Menurut  buku Four Noble Truths di dalam kata pali, dukkha, berarti sekedar “tidak mampu memuaskan” atau “tidak mampu menanggung atau menahan apapun”: selalu berubah, tidak bisa untuk benar-benar memuaskan atau membahagiakan kita. Demikianlah dunia inderawi, yang hakekatnya hanya getaran. Namun, tatkala kita sada r akan dukkha, kita pun akan mulai mencari jalan keluar sehingga kita tak lagi selamanya terperangkap dalam dunia-indrawi (Sensory consciousness).
Dengan rumusan kebenaran mulia pertama ini, bahkan kendati misalnya hidup kita memang cukup malang, namun yang kita amati bukanlah bahwa penderitaan yang berasal dari luar sana, melainkan adalah apa yang kita ciptakan dalam pikiran kita sendiri.
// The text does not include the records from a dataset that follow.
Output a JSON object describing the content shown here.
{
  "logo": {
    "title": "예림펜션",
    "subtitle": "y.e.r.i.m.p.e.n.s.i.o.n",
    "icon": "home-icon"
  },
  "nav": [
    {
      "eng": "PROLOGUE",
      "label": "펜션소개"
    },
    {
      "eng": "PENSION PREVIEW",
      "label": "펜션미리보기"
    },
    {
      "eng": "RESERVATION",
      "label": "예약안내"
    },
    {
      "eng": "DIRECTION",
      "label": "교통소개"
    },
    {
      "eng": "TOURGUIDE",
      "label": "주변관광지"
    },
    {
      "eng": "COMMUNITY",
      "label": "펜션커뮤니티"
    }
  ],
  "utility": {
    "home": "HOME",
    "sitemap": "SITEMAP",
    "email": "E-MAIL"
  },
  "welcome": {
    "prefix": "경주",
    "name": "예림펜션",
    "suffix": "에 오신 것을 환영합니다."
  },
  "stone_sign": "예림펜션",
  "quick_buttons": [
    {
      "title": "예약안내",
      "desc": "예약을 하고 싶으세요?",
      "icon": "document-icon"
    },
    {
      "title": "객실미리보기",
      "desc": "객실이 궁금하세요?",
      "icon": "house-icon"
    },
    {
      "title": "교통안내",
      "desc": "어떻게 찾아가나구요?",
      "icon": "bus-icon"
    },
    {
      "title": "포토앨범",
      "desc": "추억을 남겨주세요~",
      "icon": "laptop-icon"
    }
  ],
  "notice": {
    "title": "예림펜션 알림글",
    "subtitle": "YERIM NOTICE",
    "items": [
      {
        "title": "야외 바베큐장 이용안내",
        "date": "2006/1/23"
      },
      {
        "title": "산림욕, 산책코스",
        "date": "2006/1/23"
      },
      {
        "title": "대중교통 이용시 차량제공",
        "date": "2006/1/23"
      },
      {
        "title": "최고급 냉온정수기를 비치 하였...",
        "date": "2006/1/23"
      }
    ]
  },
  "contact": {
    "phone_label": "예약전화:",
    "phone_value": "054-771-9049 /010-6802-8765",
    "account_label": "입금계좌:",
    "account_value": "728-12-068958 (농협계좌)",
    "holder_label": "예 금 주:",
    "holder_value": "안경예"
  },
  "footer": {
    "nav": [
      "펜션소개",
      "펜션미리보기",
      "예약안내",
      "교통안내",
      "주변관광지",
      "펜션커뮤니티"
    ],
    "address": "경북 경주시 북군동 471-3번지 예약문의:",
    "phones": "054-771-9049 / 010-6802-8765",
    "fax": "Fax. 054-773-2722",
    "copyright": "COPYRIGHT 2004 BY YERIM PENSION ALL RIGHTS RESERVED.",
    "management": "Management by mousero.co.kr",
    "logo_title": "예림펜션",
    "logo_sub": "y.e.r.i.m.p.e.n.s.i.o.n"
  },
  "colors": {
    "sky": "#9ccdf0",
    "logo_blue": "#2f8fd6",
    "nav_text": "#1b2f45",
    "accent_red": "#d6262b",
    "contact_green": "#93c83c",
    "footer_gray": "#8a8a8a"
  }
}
Ini merupakan keterjagaan (awakening) dalalm diri seseorang. Keterjagaan pada kebenaran mengenai penderitaan. Dan ini adalah kebenaran Mulia karena ini tak lagi menyalah kan duka yang kita alami kepada pihak lain. Oleh karena itu pendekatan Buddhisme sungguh unik di bandingkan agama-agama lain karena penekanan pada jalan-keluar dari penderitaan dengan menggunakakn kebijaksanaan (Wisdom), bebas dari segala delusi, dari pada sekedar memburu sebuauh kenikmatan surgawi atau kemanunggalan dengan Yang Ultimit.
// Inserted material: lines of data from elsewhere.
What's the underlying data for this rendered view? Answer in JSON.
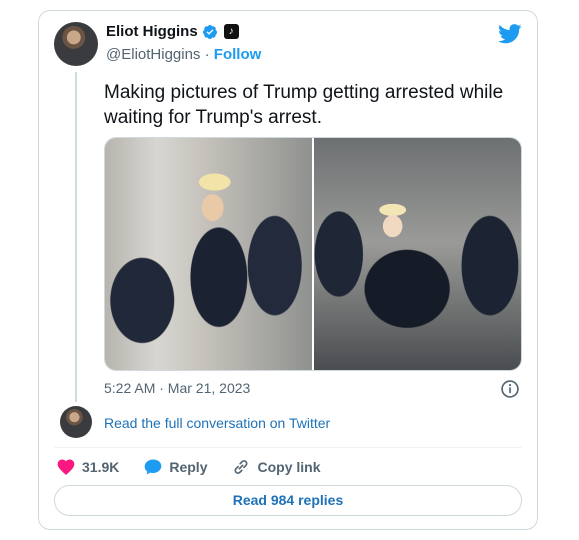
{
  "author": {
    "display_name": "Eliot Higgins",
    "handle": "@EliotHiggins",
    "separator": "·",
    "follow_label": "Follow"
  },
  "tweet": {
    "text": "Making pictures of Trump getting arrested while waiting for Trump's arrest.",
    "timestamp": "5:22 AM · Mar 21, 2023"
  },
  "media": [
    {
      "icon": "photo"
    },
    {
      "icon": "photo"
    }
  ],
  "conversation_link": "Read the full conversation on Twitter",
  "actions": {
    "like_count": "31.9K",
    "reply_label": "Reply",
    "copy_link_label": "Copy link"
  },
  "replies_button": "Read 984 replies",
  "colors": {
    "twitter_blue": "#1d9bf0",
    "link_blue": "#1d72b8",
    "like_pink": "#f91880",
    "muted": "#536471",
    "border": "#cfd9de"
  }
}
Dalam (DHAMACAKKAPAVATTANA SUTTA), Samyuta Nikaya 56:11, DUKKHA. Fenomena Dukkha (penderitaan), kesunyataan yang pertama berhubungan dengan Dukkha (penderitaan), disini dijelaskan fenomena dari pada Dukkha yang dapat digolngkan dalam dua bagian besar yaitu:
1.      SABHAVA-DUKKHA atau DUKKHA JASMANI
(penderitaan yang mutlak)
a.       JATIPI DUKKHA (lahir)
b.      JARAPI DUKKHA (Tua/Lapuk)
c.       VYADHIPI DUKHA (Sakit)
d.      MARANAMPI DUKKHA (Mati)

2.       PAKINNA-DUKKHA atau DUKKHA BATIN
(Penderitaan yang tidak mutlak)
a.       SOKA                     ( Susah hati/sedih, menyesal)
b.      PARIDEVA             (Merintih karena tidak dapat memutuskan persoaalan)
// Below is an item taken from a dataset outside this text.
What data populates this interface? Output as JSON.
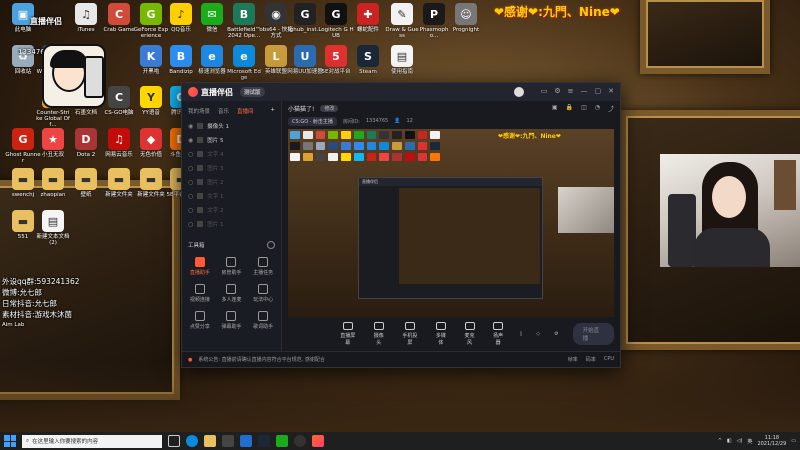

c.       DUKKHA               (Ketidak bahagiaan badan jasmani, penyakit jasmani)
d.      DOMANASSA        ( Berkecil hati/minder)
e.       UPAYASSA            (Merana)
f.       SAMPAYOGA        (Mendapat sesuatu yang tidak disukai)
g.       VIPPAYOGA          (Berpisah dengan orang/ sesuatu yang disukai)
h.      ALABHA                (Kekecewaan karena tidak mendapatkan apa yang diinginkan)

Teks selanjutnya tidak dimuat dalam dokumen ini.